Tested on Ubuntu 20.04.
conda env create -f hlsm-alfred.yml
conda activate hlsm-alfred
- Create a workspace directory somewhere on your system to store models, checkpoints, data, alfred source, etc. Collecting training data requires ~600GB of space. SSD preferred for faster training.
mkdir <workspace dir>
-
Update the WS_DIR variable in init.sh to point to
<workspace_dir>
. -
Clone ALFRED into sub-directory
alfred_src
in the workspace:
cd <workspace dir>
mkdir alfred_src
cd alfred_src
git clone https://github.com/askforalfred/alfred.git
- Define environment variables. Do this before running every script in this repo.
source init.sh
- (Optional) Download pre-trained models from this Google Drive link and save them into
<workspace_dir>/models
.
Most scripts in this repo are parameterized by a single argument that specifies a json
configuration file stored in lgp/experiment_definitions
, excluding the .json file extension.
To change hyperparameters, datasets, or models, you can modify the existing .json configurations
or create your own. The configuration files support a special @include directive that allows recursively including other
configuration files (useful to share parameters among multiple configurations).
Training data consists of two datasets extracted from oracle rollouts in the ALFRED environment. The subgoal dataset consists of examples of semantic maps at the start of each navigation+manipulation sequence labelled with subgoals. The navigation dataset consists of RGB images, ground-truth depth and segmentation, and 2D affordance feature maps at every timestep labelled with navigation goal poses.
The following command will execute the oracle actions on every training environment in ALFRED,
and store the data into <workspace_dir>/data/rollouts
. It will take a few days to run.
Incase the process is interrupted, run it again to resume data collection.
python main/collect_universal_rollouts.py alfred/collect_universal_rollouts
Trained models are stored in <workspace_dir>/models. If you downloaded the models above, you can skip these training steps and proceed to evaluation.

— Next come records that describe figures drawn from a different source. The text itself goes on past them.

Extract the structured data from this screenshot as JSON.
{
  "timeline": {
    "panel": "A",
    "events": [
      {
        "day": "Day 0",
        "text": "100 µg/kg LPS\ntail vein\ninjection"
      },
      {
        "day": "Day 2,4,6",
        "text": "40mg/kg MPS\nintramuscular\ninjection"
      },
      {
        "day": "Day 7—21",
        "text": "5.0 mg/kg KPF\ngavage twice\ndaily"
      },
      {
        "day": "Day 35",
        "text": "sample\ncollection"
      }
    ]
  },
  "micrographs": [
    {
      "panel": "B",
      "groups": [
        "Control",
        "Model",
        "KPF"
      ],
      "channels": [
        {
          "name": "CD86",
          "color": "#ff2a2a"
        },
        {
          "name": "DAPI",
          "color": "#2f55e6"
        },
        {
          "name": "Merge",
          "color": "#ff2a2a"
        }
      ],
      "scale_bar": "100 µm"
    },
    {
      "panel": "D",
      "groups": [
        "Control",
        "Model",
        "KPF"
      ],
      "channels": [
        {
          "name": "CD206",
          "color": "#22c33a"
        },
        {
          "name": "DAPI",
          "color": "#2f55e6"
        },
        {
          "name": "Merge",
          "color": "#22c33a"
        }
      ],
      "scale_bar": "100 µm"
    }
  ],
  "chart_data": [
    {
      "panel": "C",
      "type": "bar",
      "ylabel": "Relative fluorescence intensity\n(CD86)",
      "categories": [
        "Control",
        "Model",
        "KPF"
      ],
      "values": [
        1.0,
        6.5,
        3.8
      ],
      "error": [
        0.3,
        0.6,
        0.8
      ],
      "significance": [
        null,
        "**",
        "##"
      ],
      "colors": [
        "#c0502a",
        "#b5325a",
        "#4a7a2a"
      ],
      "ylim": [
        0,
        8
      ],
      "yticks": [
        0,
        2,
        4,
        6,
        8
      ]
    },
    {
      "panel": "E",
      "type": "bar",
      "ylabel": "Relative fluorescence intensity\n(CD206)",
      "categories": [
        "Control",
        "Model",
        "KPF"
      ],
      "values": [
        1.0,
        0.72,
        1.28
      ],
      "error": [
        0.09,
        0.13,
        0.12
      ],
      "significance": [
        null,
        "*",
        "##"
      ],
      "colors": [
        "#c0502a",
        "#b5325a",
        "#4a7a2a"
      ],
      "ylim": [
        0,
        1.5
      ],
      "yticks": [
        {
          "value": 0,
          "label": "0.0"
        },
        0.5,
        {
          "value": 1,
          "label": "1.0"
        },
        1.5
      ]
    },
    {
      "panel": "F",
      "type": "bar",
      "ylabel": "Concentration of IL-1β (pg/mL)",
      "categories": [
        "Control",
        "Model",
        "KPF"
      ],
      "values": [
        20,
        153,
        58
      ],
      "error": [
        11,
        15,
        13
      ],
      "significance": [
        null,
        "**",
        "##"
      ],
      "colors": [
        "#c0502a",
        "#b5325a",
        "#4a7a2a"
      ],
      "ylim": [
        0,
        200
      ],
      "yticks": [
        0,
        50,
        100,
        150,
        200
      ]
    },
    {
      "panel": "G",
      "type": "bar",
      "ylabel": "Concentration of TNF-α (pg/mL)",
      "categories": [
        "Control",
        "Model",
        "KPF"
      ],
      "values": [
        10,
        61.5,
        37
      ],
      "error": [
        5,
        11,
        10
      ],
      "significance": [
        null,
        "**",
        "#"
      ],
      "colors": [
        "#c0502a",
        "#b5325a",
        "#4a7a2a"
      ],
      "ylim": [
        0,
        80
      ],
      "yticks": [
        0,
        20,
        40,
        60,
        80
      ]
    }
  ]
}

- Train the high-level controller (subgoal model) for 6 epochs:
python main/train_supervised.py alfred/train_subgoal_model
- Train the low-level controller's navigation model for 6 epochs:
python main/train_supervised.py alfred/train_navigation_model
- Train the semantic segmentation model for 5 epochs:
python main/train_supervised.py alfred/train_segmentation_model
- Train the depth prediction model for 4 epochs:
python main/train_supervised.py alfred/train_depth_model
Tensorboard summaries are written to workspace_dir/data/runs
.
main/rollout_and_evaluate.py
is the main evaluation script.
Call it with different configurations to evaluate on the different data splits.
To evaluate on valid_unseen, run:
python main/rollout_and_evaluate.py alfred/eval/hlsm_full/eval_hlsm_valid_unseen
To evaluate on valid_seen, run:
python main/rollout_and_evaluate.py alfred/eval/hlsm_full/eval_hlsm_valid_seen
To evaluate on both test splits and collect traces for leaderboard, run:
python main/rollout_and_evaluate.py alfred/eval/hlsm_full/eval_hlsm_test
Explore the other configurations available at experiment_definitions/alfred/eval
.
Expected results:
Data split | SR | GC |
---|---|---|
valid_unseen | 19.48% | 32.5% |
valid_seen | 29.63% | 38.7% |
tests_unseen | 20.27% | 30.3% |
tests_seen | 29.94% | 41.2% |